The magazine saw the confrontation in historical terms. “The fight, which may be the last of its kind in history, is nevertheless a classic. The management of the SP does not see why its stockholders should be obliged to sustain a loss that now stands at $5 million annually and is growing every year to operate a passenger service used by a tiny fraction of the population, a fraction that is also generally the most affluent in the territory.”
You might be asking why SP didn’t simply seek a subsidy for the commute service, an idea that was catching on elsewhere in the country. But that’s not where management’s head was at, not yet anyway, as Vice President Alan DeMoss made clear to Business Week. “If the public is going to subsidize it, the public must own it,” said DeMoss. “If the public insists on playing choo-choo, it can buy part of our right of way and get out of our way.” So there!
In the end, SP’s van ploy fizzled, despite an ad campaign that showed glowing, happy commuters climbing out of their crowded little vehicle. The railroad finally succumbed to what was the only practical solution and agreed in 1980 to begin accepting a subsidy from the California Department of Transportation, or Caltrans. This led ultimately to the 1991 acquisition of the railroad by the Peninsula Corridor Joint Powers Board and establishment of what we now know as Caltrain, as the commute service is branded.

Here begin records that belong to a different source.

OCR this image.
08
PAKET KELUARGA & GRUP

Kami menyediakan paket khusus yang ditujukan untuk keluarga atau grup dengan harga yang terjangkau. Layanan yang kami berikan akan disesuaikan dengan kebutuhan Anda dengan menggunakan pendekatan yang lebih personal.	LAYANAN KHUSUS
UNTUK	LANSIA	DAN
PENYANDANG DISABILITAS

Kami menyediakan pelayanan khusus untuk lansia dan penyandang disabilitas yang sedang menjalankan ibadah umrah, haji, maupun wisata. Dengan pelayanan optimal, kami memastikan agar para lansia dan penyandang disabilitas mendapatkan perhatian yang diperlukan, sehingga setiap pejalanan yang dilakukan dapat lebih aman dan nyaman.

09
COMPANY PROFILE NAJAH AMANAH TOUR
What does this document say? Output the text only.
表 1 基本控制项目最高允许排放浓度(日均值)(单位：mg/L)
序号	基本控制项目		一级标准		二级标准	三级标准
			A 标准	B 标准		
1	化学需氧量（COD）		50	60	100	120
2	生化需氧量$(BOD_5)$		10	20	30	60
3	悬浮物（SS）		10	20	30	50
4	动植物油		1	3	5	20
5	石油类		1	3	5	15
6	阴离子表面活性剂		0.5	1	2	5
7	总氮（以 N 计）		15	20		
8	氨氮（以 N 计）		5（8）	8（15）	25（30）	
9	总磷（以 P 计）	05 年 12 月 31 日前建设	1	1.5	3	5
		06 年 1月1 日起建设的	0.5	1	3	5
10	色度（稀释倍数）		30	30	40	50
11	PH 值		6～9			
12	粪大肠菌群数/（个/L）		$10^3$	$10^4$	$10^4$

Caltrain has grown far beyond the “burden” SP shouldered in the late 1970s. Rather than carrying a measly 8,000 people daily, today’s Caltrain managed to achieve daily pre-pandemic passenger counts of 65,000 — plus 5,500 bicycles. Weekday train service jumped from 44 in SP days to 92, with several trains operating beyond San Jose to Gilroy. And despite various hiccups, Caltrain is steadily working toward completion of a historic electrification.
McKinney has this take on what, from a 45-year vantage point, looks like a desperate move by a company hell-bent on getting out of running passenger trains: “What could have been an unwanted operation slowly fading into obscurity is today a modernized, thriving, and essential service. If only the same level of support and attention had been applied to the North Shore Line, Pacific Electric, and other services years ago instead of allowing them to expire.”
Amen, Kevin. Meanwhile, I give SP props for imagination if nothing else. The offer to buy thousands of Dodge or Ford or Chevy vans was as novel as it was clearly a stunt. And it ended up where it belonged: merely a footnote.